IWC didn’t do anything crazy for casuals in the market, but those who know their history, know that the Ingenieur Automatic 40 is something special. Originally created in 1955, it is most frequently associated with Gérald Genta due to his work on the model during the 1970s. This new version takes on the aesthetic codes of Genta’s Ingenieur and brings it into the modern day. This may be an exaggeration, but this has to be one of the most exciting things IWC have released in a while.
A. Lange & Sohne
A. Lange & Sohne released one watch and one watch only, the Odysseus Chronograph. This is their first chronograph with a self-winding movement and is simply gorgeous to look at. Who needs this? No one. Who will buy this? Maybe three people and the other two pieces will stay behind closed doors only to be brought out for exhibitions.

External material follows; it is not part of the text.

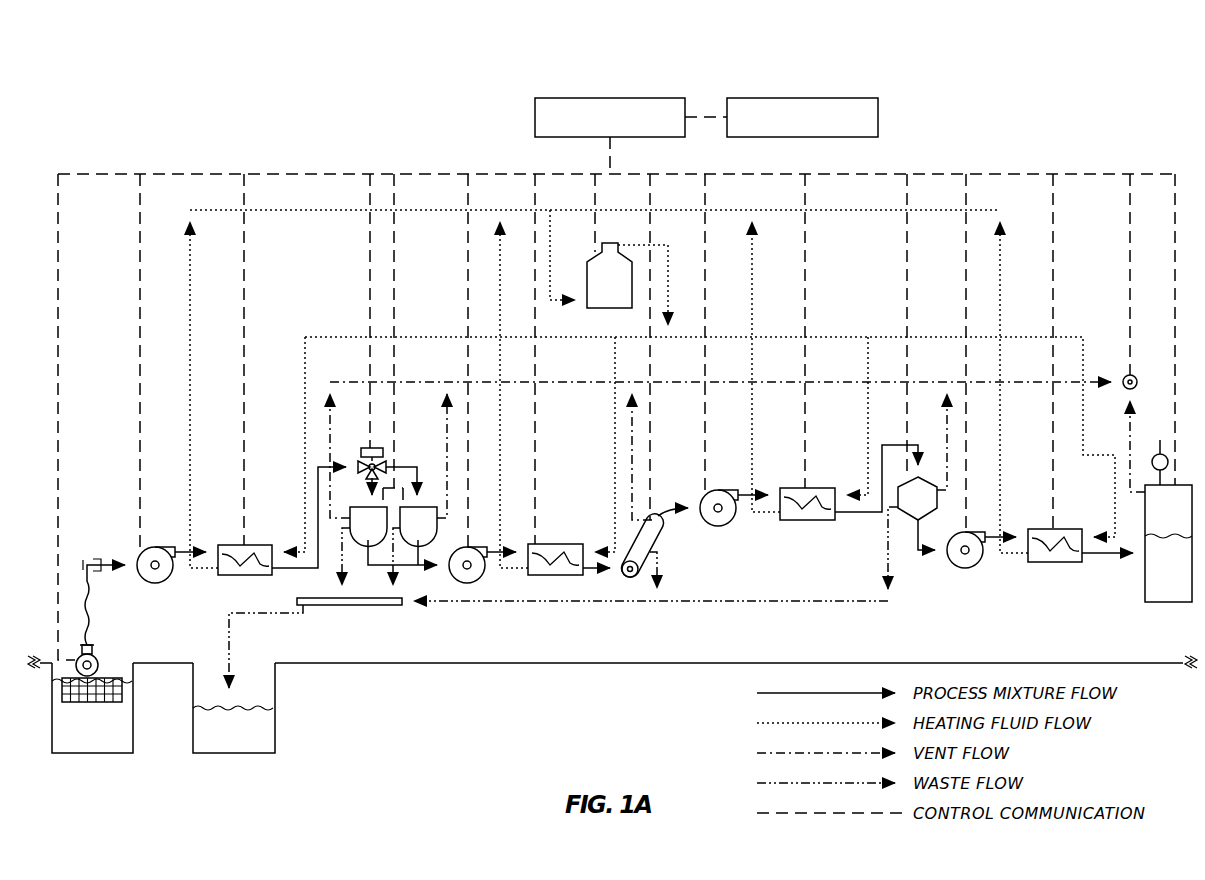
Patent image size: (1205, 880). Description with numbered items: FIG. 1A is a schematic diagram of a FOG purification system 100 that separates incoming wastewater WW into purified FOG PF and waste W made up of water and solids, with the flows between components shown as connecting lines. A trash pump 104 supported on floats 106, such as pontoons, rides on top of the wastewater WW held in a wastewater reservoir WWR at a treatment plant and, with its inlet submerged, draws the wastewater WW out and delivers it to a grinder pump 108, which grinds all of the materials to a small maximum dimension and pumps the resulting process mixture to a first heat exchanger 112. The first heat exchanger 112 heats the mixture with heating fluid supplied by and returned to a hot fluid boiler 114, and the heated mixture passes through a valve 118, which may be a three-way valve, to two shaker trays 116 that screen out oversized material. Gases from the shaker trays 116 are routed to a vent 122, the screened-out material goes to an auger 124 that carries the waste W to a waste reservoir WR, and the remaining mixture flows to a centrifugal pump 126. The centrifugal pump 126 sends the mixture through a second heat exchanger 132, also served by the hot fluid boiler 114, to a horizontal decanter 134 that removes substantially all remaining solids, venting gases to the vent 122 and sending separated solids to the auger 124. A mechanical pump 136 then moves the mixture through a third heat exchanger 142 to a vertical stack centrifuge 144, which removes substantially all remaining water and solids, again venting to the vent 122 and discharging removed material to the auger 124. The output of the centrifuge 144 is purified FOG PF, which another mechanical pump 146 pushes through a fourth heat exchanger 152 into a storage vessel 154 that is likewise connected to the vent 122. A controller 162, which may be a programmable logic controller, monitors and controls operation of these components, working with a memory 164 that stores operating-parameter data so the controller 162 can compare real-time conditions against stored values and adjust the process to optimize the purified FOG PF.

Hublot, for all their flaws, are almost always exciting. What are they going to do next? Maybe a full carbon tourbillon? Who would’ve guessed! Hublot are like the bad boys of the watchmaking world as we quietly whisper, I can fix them. They aren’t perfect, but when you have an MP-13 Tourbillon Bi-Axis Retrograde that looks like a colosseum gazing upon the carnage that is the movement, you can’t be too mad.
The rest of the releases are okay with generic movements and over-the-top designs in true Hublot fashion, but when Hublot are good, they are so incredibly interesting that they are worth mentioning. There is a big problem though, the titanium Orlinski has a design that is absolutely stunning, but they’ve cheaped out on the movement once again, putting in an ETA movement. So you have a great design with lacklustre mechanics, wouldn’t be a problem if the price reflected that, but that’s a discussion for another day.
Arnold & Son
Arnold & Son are included here purely because of the Globetrotter Platinum, which if you’re going to bring a wonder to Watches & Wonders, this is it. It’s stunning horology in a way that only a few marques can do. This isn’t for everyone, and it’s hardly meant to be, this instead is a bit of art for the wrist. It’s an absolute stand-out in what were quite a few interesting releases from Arnold & Son.